Bitter Tastes of Twigs We Chewed

It’s Food Poetry Wednesday, folks!

Sorry for no Tuesday Trivia, but it’s been one of those weeks around the office. In the meantime, I hope you enjoy this oldie-but-goodie from Woodie Guthrie (yes, Woodie Guthrie!) called “Remember the Mountain Bed.”

While not traditionally a “food poem,” I love the imagery that Guthrie uses here, so vivid that you can smell the forest and taste the twigs he describes.

Remember the Mountain Bed

Do you still sing of the mountain bed we made of limbs and leaves:
Do you still sigh there near the sky where the holly berry bleeds:
You laughed as I covered you over with leaves, face, breast, hips and thighs.
You smiled when I said the leaves were just the color of your eyes.

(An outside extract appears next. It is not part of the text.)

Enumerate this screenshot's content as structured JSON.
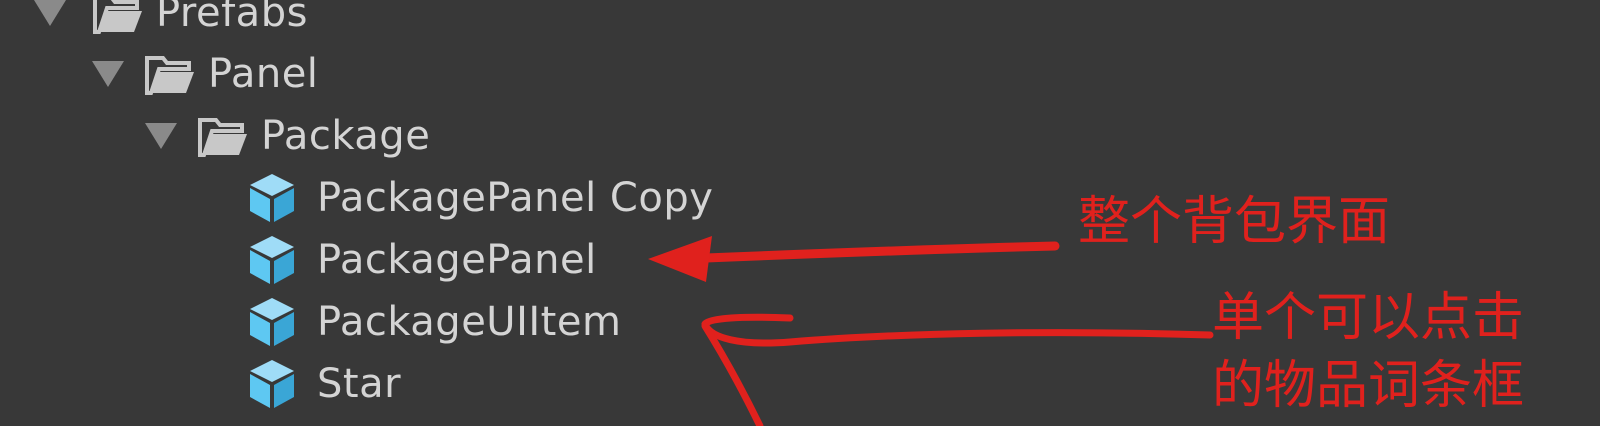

Rosin smells and turpentine smells from eucalyptus and pine
Bitter tastes of twigs we chewed where tangled woodvines twine
Trees held us in on all four sides so thick we could not see
I could not see any wrong in you, and you saw none in me.

Your arm was brown against the ground, your cheeks part of the sky.
As your fingers played with grassy moss, and limber you did lie:
Your stomach moved beneath your shirt and your knees were in the air
Your feet played games with mountain roots, as you lay thinking there.

Below us the trees grew clumps of trees, raised families of trees, and they
As proud as we tossed their heads in the wind and flung good seeds away:
The sun was hot and the sun was bright down in the valley below
Where people starved and hungry for life so empty come and go.